Was als lustiger Satz am Rande eines Trainings begann, hat Hundetrainerin Barbara Gerlinger aus Bad Friedrichshall (Kreis Heilbronn) innerhalb weniger Wochen vermutlich international bekannt gemacht. Hobby Dogging, also Hundetraining ohne Hund, war ursprünglich nichts weiter als eine spontane Reaktion auf einen frustrierenden Arbeitstag. Heute klicken sich Menschen aus aller Welt durch ihre Videos, teilen sie und kommentieren den ungewöhnlichen Trend.
Hobby Dogging - wie alles begann: Aus Frust wird eine Idee
Seit mehr als 20 Jahren bringt Barbara Gerlinger Hundehaltern bei, wie sie ihre Vierbeiner souverän führen. Ihr Beruf ist ihre Leidenschaft. Doch an jenem Trainingstag lief es einfach nicht rund. Die 65-Jährige hatte den Eindruck, keiner kapiert, was sie vermitteln will. "Mach’s doch wie in Amerika, die laufen dort Gassi ohne Hund", sagte einer der Hundebesitzer im Spaß.
Das ließ sich Barbara Gerlinger nicht zweimal sagen. Sie entschied: "Das probiere ich aus." Zuhause bastelte sie spezielle Leinen für ein Übungsprogramm, bat ihren Sohn zu filmen wie sie ohne Hund trainierte - durch Stangen und an Hürden vorbei - und stellte die ersten Videos online. "Ich wollte sehen, ob die Leute mich verstehen", sagt sie heute.
Hass, Häme - und ganz viel Humor in Social Media
Was dann passierte, können Barbara Gerlinger und ihr Sohn bis heute kaum glauben. Innerhalb kürzester Zeit landeten die Hobby-Dogging-Clips auf verschiedenen Social-Media-Plattformen, begleitet von einem Sturm an Kommentaren.
Nicht alle sind freundlich: "Was ist eigentlich, wenn man den Hund von der Leine lässt? Den findste doch nie wieder", schreibt ein Nutzer. Und ein anderer postete ein Foto eines leeren Hundekorbs und wollte seinen "Hobby Dog" mit den Worten vermitteln: "Haart nicht und will nur knuddeln."
Gerlinger nimmt das mit Fassung und Humor. "Ja, es ist richtig, es ist ein bisschen verrückt", sagt sie gelassen. "Aber was ist nicht verrückt. Wir leben in einer verrückten Welt." Und je länger darüber berichtet wird und die Videos sich verbreiten, desto mehr Zustimmung bekomme sie, erzählt die Hundetrainerin. Das Training ohne Hund sei total entspannend und meditativ.

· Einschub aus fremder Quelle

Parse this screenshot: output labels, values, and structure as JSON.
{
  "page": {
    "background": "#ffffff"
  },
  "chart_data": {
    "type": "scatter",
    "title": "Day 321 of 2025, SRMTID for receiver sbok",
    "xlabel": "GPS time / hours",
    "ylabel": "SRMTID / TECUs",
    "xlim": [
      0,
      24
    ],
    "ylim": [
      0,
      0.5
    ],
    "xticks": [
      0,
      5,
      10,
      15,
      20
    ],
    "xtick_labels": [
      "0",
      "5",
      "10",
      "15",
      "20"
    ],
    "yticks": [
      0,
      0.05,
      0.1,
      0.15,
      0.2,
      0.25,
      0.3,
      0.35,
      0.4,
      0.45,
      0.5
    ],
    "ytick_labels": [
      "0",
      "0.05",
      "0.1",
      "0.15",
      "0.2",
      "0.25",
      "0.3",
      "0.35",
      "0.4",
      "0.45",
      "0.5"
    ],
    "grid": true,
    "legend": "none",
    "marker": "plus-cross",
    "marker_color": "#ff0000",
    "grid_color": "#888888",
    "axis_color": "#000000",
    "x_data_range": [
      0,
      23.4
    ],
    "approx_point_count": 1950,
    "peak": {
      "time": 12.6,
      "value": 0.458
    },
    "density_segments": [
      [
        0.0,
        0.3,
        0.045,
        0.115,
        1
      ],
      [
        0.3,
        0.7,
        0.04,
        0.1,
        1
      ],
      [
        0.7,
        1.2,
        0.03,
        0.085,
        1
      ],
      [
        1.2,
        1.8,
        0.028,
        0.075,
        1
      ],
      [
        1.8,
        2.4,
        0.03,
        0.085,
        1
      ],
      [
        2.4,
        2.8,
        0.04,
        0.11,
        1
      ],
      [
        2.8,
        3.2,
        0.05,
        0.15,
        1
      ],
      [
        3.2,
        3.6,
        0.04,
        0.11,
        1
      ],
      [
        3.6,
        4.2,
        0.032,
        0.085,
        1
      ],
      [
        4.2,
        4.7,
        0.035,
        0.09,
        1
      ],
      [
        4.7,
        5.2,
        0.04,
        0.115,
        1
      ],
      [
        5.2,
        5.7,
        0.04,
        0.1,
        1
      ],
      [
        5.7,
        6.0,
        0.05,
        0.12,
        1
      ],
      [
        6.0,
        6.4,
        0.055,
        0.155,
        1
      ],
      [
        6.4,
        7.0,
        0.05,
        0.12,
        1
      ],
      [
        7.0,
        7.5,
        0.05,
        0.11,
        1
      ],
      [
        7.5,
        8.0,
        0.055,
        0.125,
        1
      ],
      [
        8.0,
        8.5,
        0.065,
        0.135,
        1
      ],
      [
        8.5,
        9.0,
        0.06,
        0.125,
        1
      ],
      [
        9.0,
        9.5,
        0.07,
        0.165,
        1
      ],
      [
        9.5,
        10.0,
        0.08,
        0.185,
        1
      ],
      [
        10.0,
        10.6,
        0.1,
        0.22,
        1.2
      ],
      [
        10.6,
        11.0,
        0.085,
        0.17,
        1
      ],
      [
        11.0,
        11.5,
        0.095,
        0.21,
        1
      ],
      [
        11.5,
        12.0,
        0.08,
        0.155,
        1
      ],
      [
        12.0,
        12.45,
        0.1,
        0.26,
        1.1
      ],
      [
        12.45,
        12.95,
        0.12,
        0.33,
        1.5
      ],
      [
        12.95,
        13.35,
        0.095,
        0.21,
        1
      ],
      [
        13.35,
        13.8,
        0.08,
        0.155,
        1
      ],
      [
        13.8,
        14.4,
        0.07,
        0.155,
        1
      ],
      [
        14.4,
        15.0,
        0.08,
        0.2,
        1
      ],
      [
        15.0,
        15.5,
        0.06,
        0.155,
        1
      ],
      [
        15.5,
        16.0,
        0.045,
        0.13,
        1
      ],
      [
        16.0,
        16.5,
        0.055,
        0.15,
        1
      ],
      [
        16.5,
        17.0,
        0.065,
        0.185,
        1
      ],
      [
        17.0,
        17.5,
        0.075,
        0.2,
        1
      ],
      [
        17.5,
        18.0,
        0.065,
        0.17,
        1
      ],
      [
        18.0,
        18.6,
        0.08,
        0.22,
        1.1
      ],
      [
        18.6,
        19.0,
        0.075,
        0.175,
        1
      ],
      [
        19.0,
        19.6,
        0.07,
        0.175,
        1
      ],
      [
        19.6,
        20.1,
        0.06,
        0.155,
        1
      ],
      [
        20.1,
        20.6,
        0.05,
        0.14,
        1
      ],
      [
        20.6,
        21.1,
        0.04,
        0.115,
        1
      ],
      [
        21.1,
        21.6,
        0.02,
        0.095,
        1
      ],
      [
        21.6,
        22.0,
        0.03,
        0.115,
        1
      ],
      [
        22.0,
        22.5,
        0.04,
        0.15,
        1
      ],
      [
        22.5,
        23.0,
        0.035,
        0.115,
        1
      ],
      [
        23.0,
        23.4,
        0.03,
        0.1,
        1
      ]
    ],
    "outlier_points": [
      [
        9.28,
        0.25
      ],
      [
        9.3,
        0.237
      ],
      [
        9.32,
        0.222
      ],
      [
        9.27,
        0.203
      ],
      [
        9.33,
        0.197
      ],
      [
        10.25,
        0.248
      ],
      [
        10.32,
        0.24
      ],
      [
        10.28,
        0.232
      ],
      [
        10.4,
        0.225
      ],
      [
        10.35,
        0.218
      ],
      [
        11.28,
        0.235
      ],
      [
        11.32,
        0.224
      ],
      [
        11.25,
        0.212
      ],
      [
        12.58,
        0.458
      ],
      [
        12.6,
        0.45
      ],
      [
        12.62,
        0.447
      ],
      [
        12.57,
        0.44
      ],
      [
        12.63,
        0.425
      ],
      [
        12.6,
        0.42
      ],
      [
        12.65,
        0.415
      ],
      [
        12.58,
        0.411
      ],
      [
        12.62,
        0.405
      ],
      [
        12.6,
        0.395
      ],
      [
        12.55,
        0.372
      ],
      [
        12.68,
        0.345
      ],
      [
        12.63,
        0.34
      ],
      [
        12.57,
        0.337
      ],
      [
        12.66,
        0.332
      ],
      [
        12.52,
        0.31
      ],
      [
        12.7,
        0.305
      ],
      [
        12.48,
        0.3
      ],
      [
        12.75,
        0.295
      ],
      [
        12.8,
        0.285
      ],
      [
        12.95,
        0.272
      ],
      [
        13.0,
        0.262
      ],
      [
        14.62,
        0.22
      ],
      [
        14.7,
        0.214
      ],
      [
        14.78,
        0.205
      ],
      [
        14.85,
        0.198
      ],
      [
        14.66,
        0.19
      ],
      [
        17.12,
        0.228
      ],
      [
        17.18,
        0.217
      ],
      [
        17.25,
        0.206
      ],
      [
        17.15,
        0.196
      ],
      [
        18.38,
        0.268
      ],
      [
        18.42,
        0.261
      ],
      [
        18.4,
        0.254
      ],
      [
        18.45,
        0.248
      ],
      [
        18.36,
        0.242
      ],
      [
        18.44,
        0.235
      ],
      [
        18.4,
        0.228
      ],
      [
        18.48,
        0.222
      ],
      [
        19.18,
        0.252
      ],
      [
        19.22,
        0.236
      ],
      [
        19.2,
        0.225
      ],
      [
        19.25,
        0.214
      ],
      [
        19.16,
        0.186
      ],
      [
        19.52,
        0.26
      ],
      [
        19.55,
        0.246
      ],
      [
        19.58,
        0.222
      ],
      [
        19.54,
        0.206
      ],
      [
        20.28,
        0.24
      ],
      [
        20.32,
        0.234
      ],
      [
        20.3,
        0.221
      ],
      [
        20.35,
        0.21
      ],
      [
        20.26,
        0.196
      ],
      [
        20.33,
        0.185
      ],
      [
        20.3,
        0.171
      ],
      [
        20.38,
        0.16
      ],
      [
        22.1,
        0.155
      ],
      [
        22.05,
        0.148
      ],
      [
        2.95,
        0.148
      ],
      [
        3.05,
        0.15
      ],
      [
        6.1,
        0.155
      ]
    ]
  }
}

Mentales Training statt skurriler Show
Denn was im Netz schnell als skurriles Spektakel wahrgenommen wurde, hat für Barbara Gerlinger einen ernsthaften Hintergrund. Hobby Dogging ist für sie "mentales Training", ein Warm-up für Hundehalter, die oft gestresst direkt aus dem Job zum Training kommen.
"Du kannst nicht mit dem Tier arbeiten, wenn du nicht bei dem Tier bist", davon ist sie überzeugt. Die Trockenübungen helfen, den Kopf freizubekommen und sich anschließend besser auf den Hund einzulassen. Viele ihrer Kundinnen, denn meist sind es Frauen, schätzen genau das: Bewegung an der frischen Luft, Konzentration, Entschleunigung.
Und so macht sie weiter - nicht für Klicks, sondern für ihre Hundehalterinnen und Hundehalter. Und vielleicht auch ein bisschen für sich selbst.